Per Fayçal Hafiane, consigliere del presidente Béji Caïd Essebsi,«la gioventù si è mobilizzata molto durante la campagna elettorale, ma ha avuto la tendenza in seguito a disertare di sua iniziativa gli apparati politici” A suo parere, le ragioni di tale disaffezione sono da ricercarsi “In una volontà di ottenere dei posti immediatamente, con impazienza” Un’altra ragione evocata, il persistere di una certa diffidenza nei confronti dei giovani sia da parte dei media che in seno all’opinione pubblica, più incline a privilegiare “la saggezza dei più anziani”. Un parere abbastanza condiviso da Osama Al-Saghir, deputato del partito Ennahdha secondo il quale: «l’assenza dei giovani in politica è un fallimento collettivo”, in particolare per quanto concerne l’elaborazione dei programmi elettorali. Il deputato ha invitato i giovani a organizzarsi per fare proposte che pesino sulle scelte politiche, in particolare nella prospettiva delle prossime elezioni municipali, un appuntamento elettorale molto atteso la cui data resta ancora indefinita (forse nel 2016) .

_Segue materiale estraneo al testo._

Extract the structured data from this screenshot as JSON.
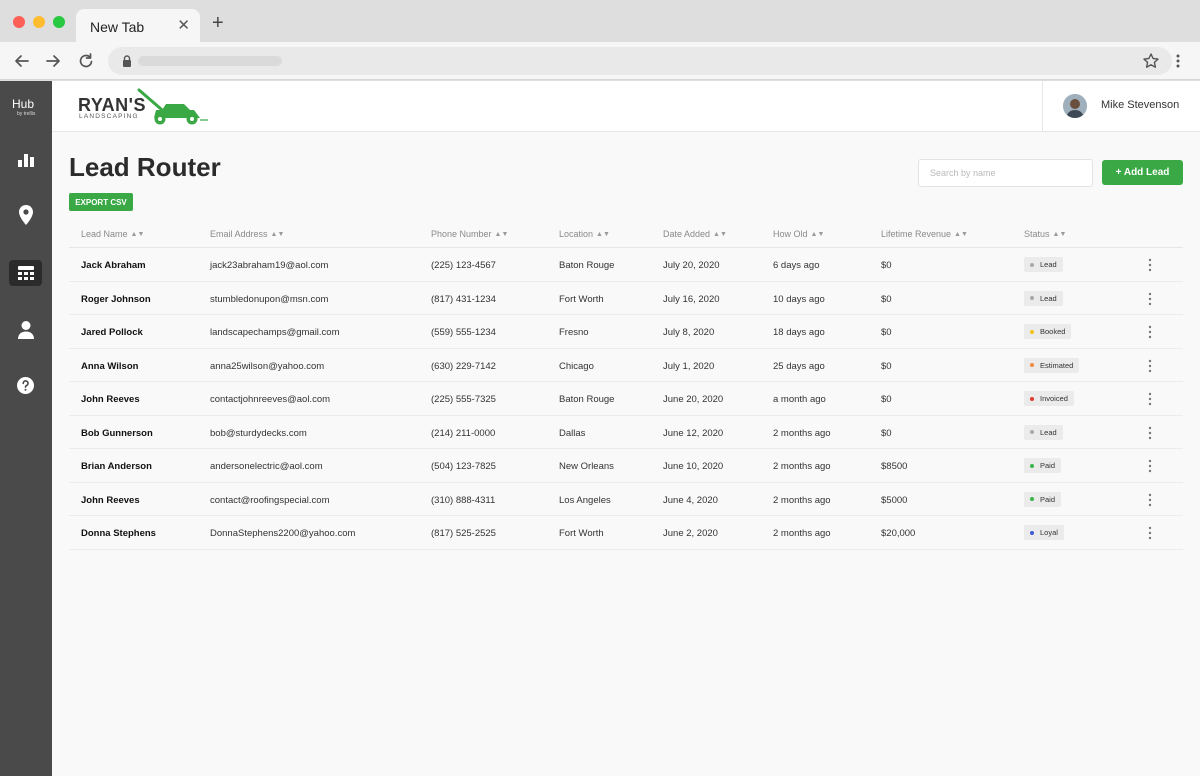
{
  "browser": {
    "tab_title": "New Tab",
    "tab_close": "✕",
    "new_tab": "+"
  },
  "rail": {
    "logo": "Hub",
    "logo_sub": "by trellis",
    "items": [
      {
        "icon": "bar-chart-icon",
        "active": false
      },
      {
        "icon": "map-pin-icon",
        "active": false
      },
      {
        "icon": "table-icon",
        "active": true
      },
      {
        "icon": "user-icon",
        "active": false
      },
      {
        "icon": "help-icon",
        "active": false
      }
    ]
  },
  "header": {
    "brand": "RYAN'S",
    "brand_sub": "LANDSCAPING",
    "user_name": "Mike Stevenson"
  },
  "page": {
    "title": "Lead Router",
    "export_label": "EXPORT CSV",
    "search_placeholder": "Search by name",
    "add_label": "+ Add Lead"
  },
  "table": {
    "columns": [
      "Lead Name",
      "Email Address",
      "Phone Number",
      "Location",
      "Date Added",
      "How Old",
      "Lifetime Revenue",
      "Status"
    ],
    "rows": [
      {
        "name": "Jack Abraham",
        "email": "jack23abraham19@aol.com",
        "phone": "(225) 123-4567",
        "location": "Baton Rouge",
        "date": "July 20, 2020",
        "age": "6 days ago",
        "revenue": "$0",
        "status": "Lead"
      },
      {
        "name": "Roger Johnson",
        "email": "stumbledonupon@msn.com",
        "phone": "(817) 431-1234",
        "location": "Fort Worth",
        "date": "July 16, 2020",
        "age": "10 days ago",
        "revenue": "$0",
        "status": "Lead"
      },
      {
        "name": "Jared Pollock",
        "email": "landscapechamps@gmail.com",
        "phone": "(559) 555-1234",
        "location": "Fresno",
        "date": "July 8, 2020",
        "age": "18 days ago",
        "revenue": "$0",
        "status": "Booked"
      },
      {
        "name": "Anna Wilson",
        "email": "anna25wilson@yahoo.com",
        "phone": "(630) 229-7142",
        "location": "Chicago",
        "date": "July 1, 2020",
        "age": "25 days ago",
        "revenue": "$0",
        "status": "Estimated"
      },
      {
        "name": "John Reeves",
        "email": "contactjohnreeves@aol.com",
        "phone": "(225) 555-7325",
        "location": "Baton Rouge",
        "date": "June 20, 2020",
        "age": "a month ago",
        "revenue": "$0",
        "status": "Invoiced"
      },
      {
        "name": "Bob Gunnerson",
        "email": "bob@sturdydecks.com",
        "phone": "(214) 211-0000",
        "location": "Dallas",
        "date": "June 12, 2020",
        "age": "2 months ago",
        "revenue": "$0",
        "status": "Lead"
      },
      {
        "name": "Brian Anderson",
        "email": "andersonelectric@aol.com",
        "phone": "(504) 123-7825",
        "location": "New Orleans",
        "date": "June 10, 2020",
        "age": "2 months ago",
        "revenue": "$8500",
        "status": "Paid"
      },
      {
        "name": "John Reeves",
        "email": "contact@roofingspecial.com",
        "phone": "(310) 888-4311",
        "location": "Los Angeles",
        "date": "June 4, 2020",
        "age": "2 months ago",
        "revenue": "$5000",
        "status": "Paid"
      },
      {
        "name": "Donna Stephens",
        "email": "DonnaStephens2200@yahoo.com",
        "phone": "(817) 525-2525",
        "location": "Fort Worth",
        "date": "June 2, 2020",
        "age": "2 months ago",
        "revenue": "$20,000",
        "status": "Loyal"
      }
    ]
  },
  "status_colors": {
    "Lead": "#a8a8a8",
    "Booked": "#f2c21b",
    "Estimated": "#f08a3c",
    "Invoiced": "#e23b2e",
    "Paid": "#3bb54a",
    "Loyal": "#3f5bd8"
  },
  "colors": {
    "accent": "#39a845",
    "rail": "#4a4a4a"
  }
}
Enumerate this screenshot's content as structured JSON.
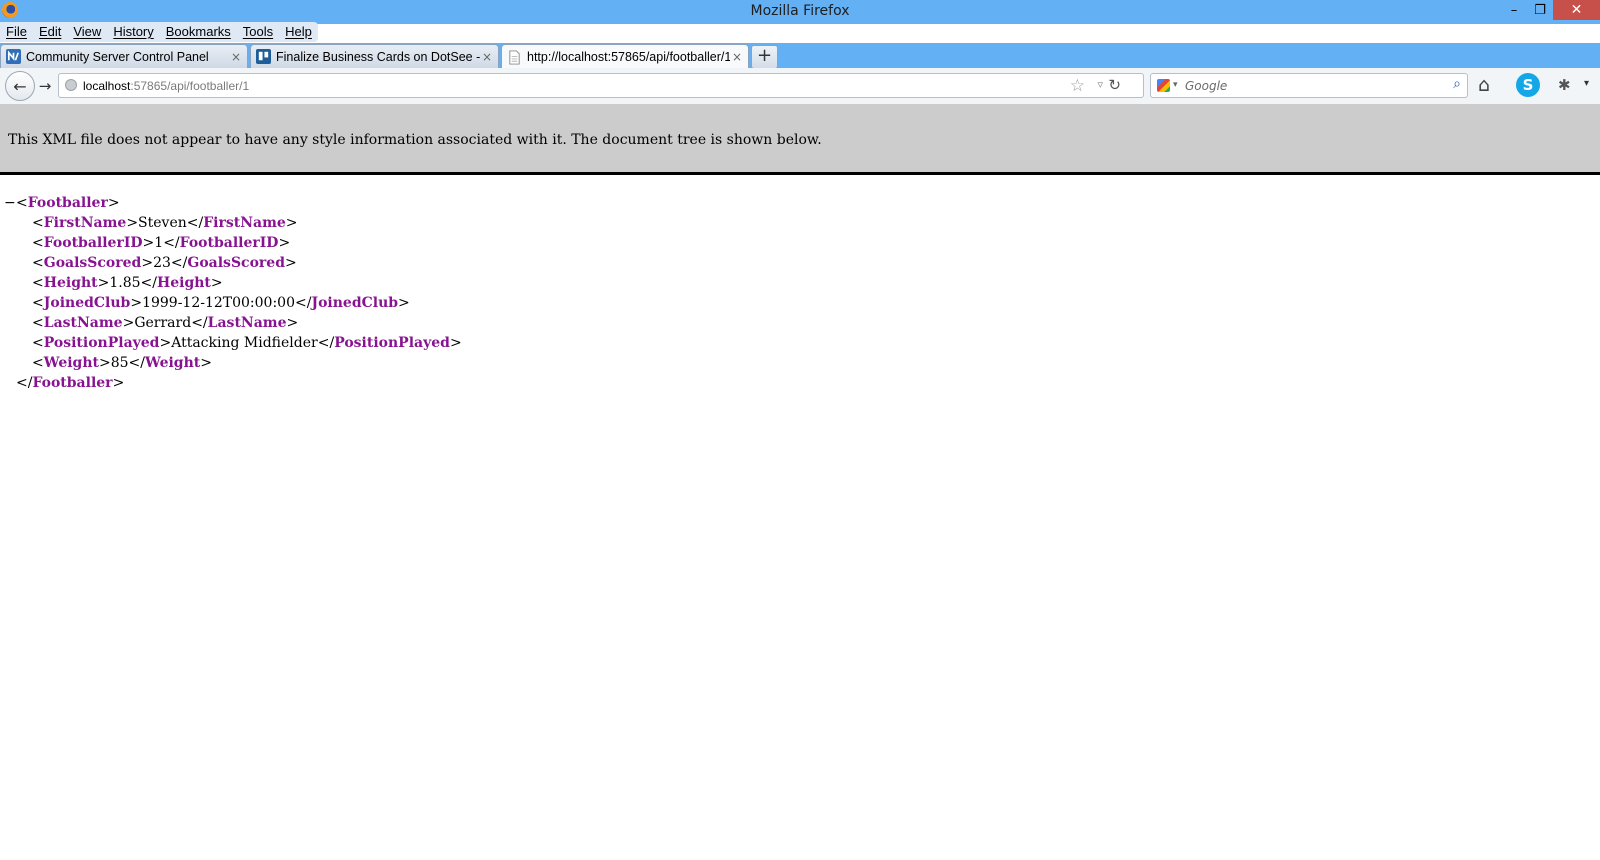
{
  "window": {
    "title": "Mozilla Firefox",
    "controls": {
      "minimize": "–",
      "restore": "❐",
      "close": "✕"
    }
  },
  "menu": [
    "File",
    "Edit",
    "View",
    "History",
    "Bookmarks",
    "Tools",
    "Help"
  ],
  "tabs": [
    {
      "label": "Community Server Control Panel",
      "icon": "community-server-icon",
      "close": "×"
    },
    {
      "label": "Finalize Business Cards on DotSee - N...",
      "icon": "trello-icon",
      "close": "×"
    },
    {
      "label": "http://localhost:57865/api/footballer/1",
      "icon": "blank-page-icon",
      "close": "×",
      "active": true
    }
  ],
  "new_tab": "+",
  "nav": {
    "back": "←",
    "forward": "→",
    "url_host": "localhost",
    "url_rest": ":57865/api/footballer/1",
    "star": "☆",
    "dropdown": "▿",
    "reload": "↻",
    "search_placeholder": "Google",
    "search_go": "⌕",
    "home": "⌂",
    "skype": "S",
    "extension": "✱",
    "menu": "▾"
  },
  "xml_info": "This XML file does not appear to have any style information associated with it. The document tree is shown below.",
  "xml": {
    "collapse": "−",
    "root": "Footballer",
    "children": [
      {
        "tag": "FirstName",
        "value": "Steven"
      },
      {
        "tag": "FootballerID",
        "value": "1"
      },
      {
        "tag": "GoalsScored",
        "value": "23"
      },
      {
        "tag": "Height",
        "value": "1.85"
      },
      {
        "tag": "JoinedClub",
        "value": "1999-12-12T00:00:00"
      },
      {
        "tag": "LastName",
        "value": "Gerrard"
      },
      {
        "tag": "PositionPlayed",
        "value": "Attacking Midfielder"
      },
      {
        "tag": "Weight",
        "value": "85"
      }
    ]
  },
  "colors": {
    "titlebar": "#63b0f5",
    "close_button": "#c7504a",
    "xml_tag": "#881391",
    "info_banner": "#cccccc"
  }
}
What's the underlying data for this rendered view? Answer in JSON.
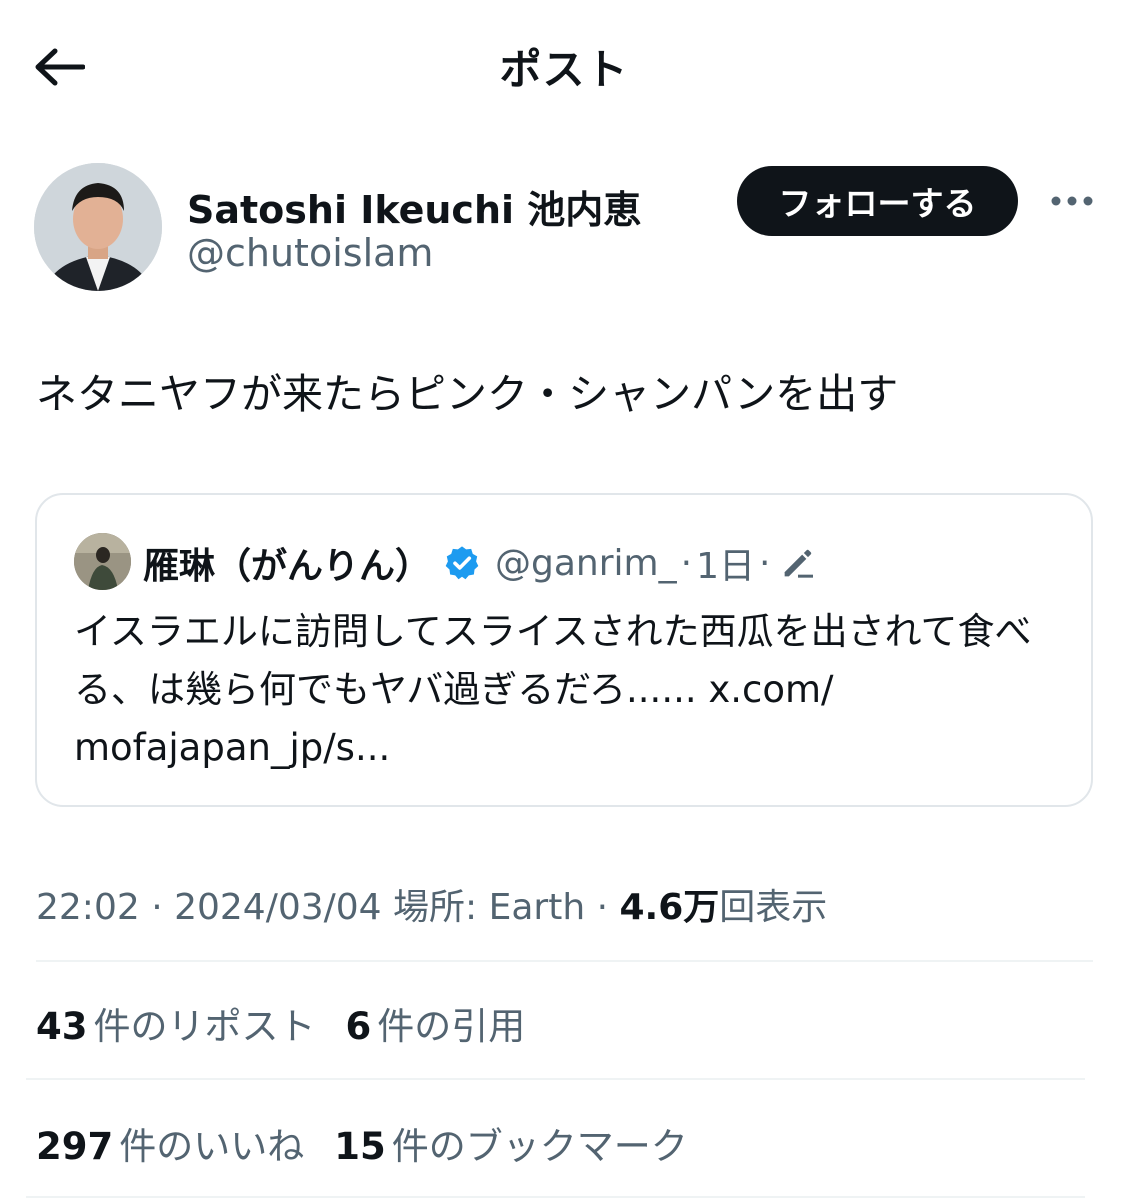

Altra figura della cyber- dissidenza, autodefinitosi “militante indipendente”, Azyz Amami ha voluto rovesciare i termini della questione Secondo lui: “«i giovani non credono nella favola politica attuale e non sono loro a trovarsi ai margini, ma i partiti poiché non hanno più presa sulla realtà”. Crede che la rivoluzione del 2011 non sia terminata e che “debba essere considerata un progetto da portare avanti fino alla scomparsa di tutte le vestigia del passato regime” (compreso il Ministero degli Interni), e ciò grazie a quello stesso “ transpartisanisme” che ha permesso di abbattere la dittatura di Ben Alì.
Intervenendo in questa stessa tavola rotonda, la politologa egiziana Chaymaa Hassabo, membro dell’équipe di’Orient XXI, ha fornito degli elementi di paragone con la situazione dei giovani nel suo paese. Gli elementi che ha presentato hanno fatto eco a diversi interventi della giornata, come “la criminalizzazione di tutte le rivendicazioni espresse dai giovani che scendono per strada”o ancora “la costruzione da parte delle autorità di falsi rappresentanti dei giovani” . La ricercatrice ha soprattutto ritenuto necessario interrogarsi sulla vulgata secondo la quale tutta la gioventù sarebbe “favorevole alla rivoluzione”. Quanto al perché le giovani egiziane non siano attive in politica, Chaymaa Hassabo ha voluto rispondere a mo’ di conclusione che semplicemente “ una buona parte di loro o si trova in prigione o negli obitori”
Infine, è l’economista Aziz Krichen che ha chiuso gli interventi su questo tema. L’ex consigliere del presidente Moncef Marzouki ha subito ricordato la realtà delle statistiche: “ Due terzi degli elettori non si sono sentiti coinvolti dal processo elettorale” ha precisato, aggiungendo che “l’85% di chi ha fra i 18 e i 35 anni non ha votato nel 2011” e che questa proporzione è sicuramente aumentata nel 2014 . Ciò è da addebitare al fatto che questi giovani non si sono ritrovati in quello che è emerso politicamente in termini di strutture partigiane (partiti ecc.)all’indomani del gennaio 2011. Si è augurato che le principali formazioni politiche tunisine si impegnino” in una tregua sul fronte del dibattito identitario” perché, a suo parere, la discussione verte ormai sulle questioni socio-economiche, come lo stato disastroso dell’agricoltura, dell’ambiente, il cattivo stato delle imprese e, naturalmente, la disoccupazione dei giovani
-
When Authoritarianism Fails In The Arab World, programma di ricerca multidisciplinare diretto da François Burgat, la cui equipe de ricercatori (tutti arabofoni) è stata formata da “’Institut français du Proche-Orient (Ifpo)”. Wafaw è finanziato fino al 2017 dal Consiglio Europeo per la Ricerca.